Mitogenome and Wolbachia genome assembly
For B. malayi and A. caninum, contigs containing the mitogenomes—and, for B. malayi, the genome of its Wolbachia endosymbiont—were extracted from “popped” MinION and unpurged MaSuRCA assemblies. For T. trichiura, mitogenomes were extracted from the original “unpopped” Canu assembly and the unpurged MaSuRCA assembly. These organelle genome contigs were then mapped to species-specific reference organelle genomes using Geneious Prime v. 2022.0.162 and manually reconfigured to match the linear orientation of the reference. For B. malayi and T. trichiura, reference organelle genomes were extracted from the reference genome assemblies for each species (see above). For A. caninum, for which a mitochondrial contig is not labeled in the reference assembly, a reference mitogenome was downloaded from GenBank (accession no. MN215971).39 Contigs containing complete organelle genomes were then manually added to the appropriate final version of each assembly.
Assembly contiguity and completeness
Contiguity and completeness were assessed for each assembly using QUAST v. 5.0.263 and compleasm v. 0.2.6,64 respectively. For compleasm, the Nematoda, Metazoa, and Eukaryota ortholog databases (nematoda_odb10, metazoa_odb10, and eukaryota_odb10, respectively) were chosen for comparison. Compleasm was also run on the aforementioned reference genomes for each species, as well as for all genomes of nematodes that parasitize animals as adults available from WormBase ParaSite.16,17 For each assembly, the proportion of single copy BUSCOs present was plotted against the log value of the assembly’s N50 length divided by its scaffold or contig count using R v. 4.2.3 via RStudio v. 2023.06.1. Cutoff values of >85% (for proportion of single copy BUSCOs present) and >1.6 (for the log value of the contiguity metric) were used to assess whether each assembly could be classified as a “tier 1” genome following the standard for helminth genomes established by the International Helminth Genomes Consortium.7
Gene content and composition
Homology-based gene prediction was performed for each assembly generated here using GeMoMA v. 1.9.65,66 Predictions were made using default settings and the species-specific reference genome and annotation as input. Resulting GFF files were summarized using AGAT v. 0.9.1.67 For each species, the predicted genes shared between the MinION data assembly and the MinION assembly polished with Illumina data were pairwise aligned using the “pairwiseAlignment” function in Biostrings package v. 2.66.068 in R v. 4.2.3 via RStudio v. 2023.06.1 specifying the alignment type as “global”. Biostrings was then used to characterize each pairwise alignment in terms of percent identity, alignment length, gene lengths, and number of single nucleotide polymorphisms (i.e., SNPS) and insertions/deletions (i.e., indels). Summary figures for all comparisons were generated in R v. 4.3.0 via RStudio v. 2023.03.1 using the ggplot2 package.
Acknowledgments
The authors thank the BEI Resources NIH/NIAID Filariasis Research Reagent Resource Center for providing specimens of Brugia malayi for sequencing. Thanks are also due to Dr. Michael Wiley, Dr. Shaun Cross, Kristen Bernhard, and Mahmood Al-Haehm (University of Nebraska Medical Center) for providing access and support for use of select laboratory equipment.

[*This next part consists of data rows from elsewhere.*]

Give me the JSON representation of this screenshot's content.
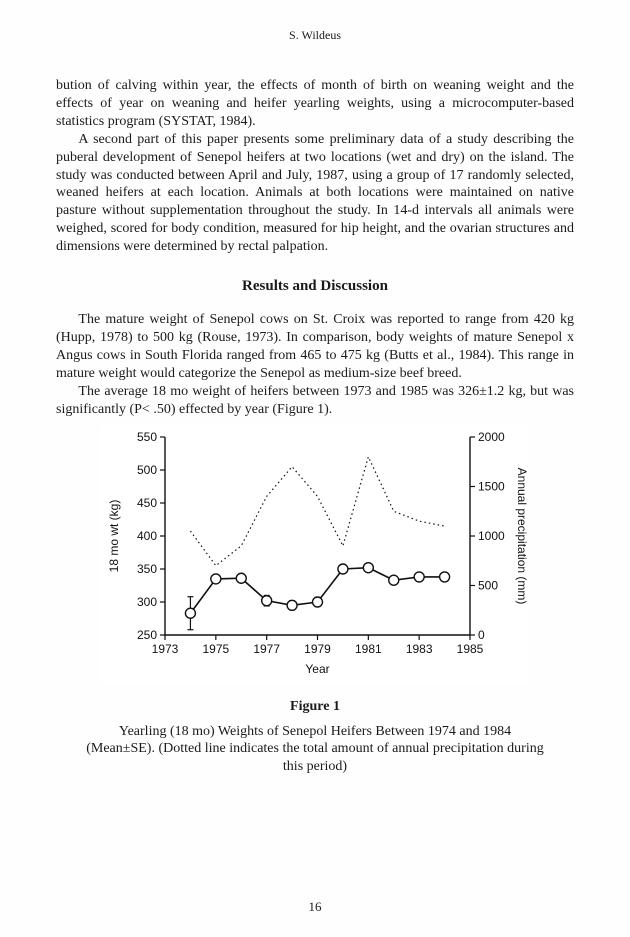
{
  "header": {
    "author": "S. Wildeus"
  },
  "body": {
    "p1": "bution of calving within year, the effects of month of birth on weaning weight and the effects of year on weaning and heifer yearling weights, using a microcomputer-based statistics program (SYSTAT, 1984).",
    "p2": "A second part of this paper presents some preliminary data of a study describing the puberal development of Senepol heifers at two locations (wet and dry) on the island. The study was conducted between April and July, 1987, using a group of 17 randomly selected, weaned heifers at each location. Animals at both locations were maintained on native pasture without supplementation throughout the study. In 14-d intervals all animals were weighed, scored for body condition, measured for hip height, and the ovarian structures and dimensions were determined by rectal palpation.",
    "section_title": "Results and Discussion",
    "p3": "The mature weight of Senepol cows on St. Croix was reported to range from 420 kg (Hupp, 1978) to 500 kg (Rouse, 1973). In comparison, body weights of mature Senepol x Angus cows in South Florida ranged from 465 to 475 kg (Butts et al., 1984). This range in mature weight would categorize the Senepol as medium-size beef breed.",
    "p4": "The average 18 mo weight of heifers between 1973 and 1985 was 326±1.2 kg, but was significantly (P< .50) effected by year (Figure 1)."
  },
  "figure": {
    "title": "Figure 1",
    "caption": "Yearling (18 mo) Weights of Senepol Heifers Between 1974 and 1984 (Mean±SE). (Dotted line indicates the total amount of annual precipitation during this period)",
    "chart": {
      "type": "line",
      "xlabel": "Year",
      "ylabel_left": "18 mo wt (kg)",
      "ylabel_right": "Annual precipitation (mm)",
      "xlim": [
        1973,
        1985
      ],
      "xtick_step": 2,
      "xtick_labels": [
        "1973",
        "1975",
        "1977",
        "1979",
        "1981",
        "1983",
        "1985"
      ],
      "ylim_left": [
        250,
        550
      ],
      "ytick_left_step": 50,
      "ytick_left_labels": [
        "250",
        "300",
        "350",
        "400",
        "450",
        "500",
        "550"
      ],
      "ylim_right": [
        0,
        2000
      ],
      "ytick_right_step": 500,
      "ytick_right_labels": [
        "0",
        "500",
        "1000",
        "1500",
        "2000"
      ],
      "weight_series": {
        "years": [
          1974,
          1975,
          1976,
          1977,
          1978,
          1979,
          1980,
          1981,
          1982,
          1983,
          1984
        ],
        "mean": [
          283,
          335,
          336,
          302,
          295,
          300,
          350,
          352,
          333,
          338,
          338
        ],
        "se": [
          25,
          6,
          6,
          8,
          7,
          7,
          4,
          5,
          5,
          5,
          6
        ],
        "color": "#111111",
        "line_width": 1.6,
        "marker": "circle-open",
        "marker_size": 5
      },
      "precip_series": {
        "years": [
          1974,
          1975,
          1976,
          1977,
          1978,
          1979,
          1980,
          1981,
          1982,
          1983,
          1984
        ],
        "mm": [
          1050,
          700,
          900,
          1400,
          1700,
          1400,
          900,
          1800,
          1250,
          1150,
          1100
        ],
        "color": "#111111",
        "style": "dotted",
        "line_width": 1.2
      },
      "axis_color": "#111111",
      "background_color": "#ffffff",
      "tick_fontsize": 12,
      "label_fontsize": 12,
      "label_fontfamily": "sans-serif"
    }
  },
  "pagenum": "16"
}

The authors additionally thank Christopher Castaldi and Irina Tikhonova (Yale Center for Genome Analysis, Yale School of Medicine) for generation of, and correspondence regarding, Illumina sequence data. Bioinformatic analysis was enabled by the University of Nebraska-Lincoln Holland Computing Center computing cluster. The authors are grateful to three anonymous reviewers whose feedback greatly improved this manuscript.
Author contributions
Conceptualization: K.S.H. and J.R.F.; methodology: K.S.H. and J.R.F.; investigation; K.S.H., R.W., J.M.H., P.N., and J.R.F.; writing: K.S.H. and J.R.F.; review and editing: K.S.H., J.M.H., P.N., and J.R.F.; resources: J.M.H., P.N., and J.R.F.
Declaration of interests
The authors declare no competing interests.
Published: July 30, 2024
Footnotes
Supplemental information can be found online at https://doi.org/10.1016/j.isci.2024.110614.
Supplemental information
References
- 1.Vos T., Lim S.S., Abbafati C., Abbas K.M., Abbasi M., Abbasifard M., Abbasi-Kangevari M., Abbastabar H., Abd-Allah F., Abdelalim A., et al. Global burden of 369 diseases and injuries in 204 countries and territories, 1990–2019: a systematic analysis for the Global Burden of Disease Study 2019. Lancet. 2020;396:1204–1222. doi: 10.1016/S0140-6736(20)30925-9. [DOI] [PMC free article] [PubMed] [Google Scholar]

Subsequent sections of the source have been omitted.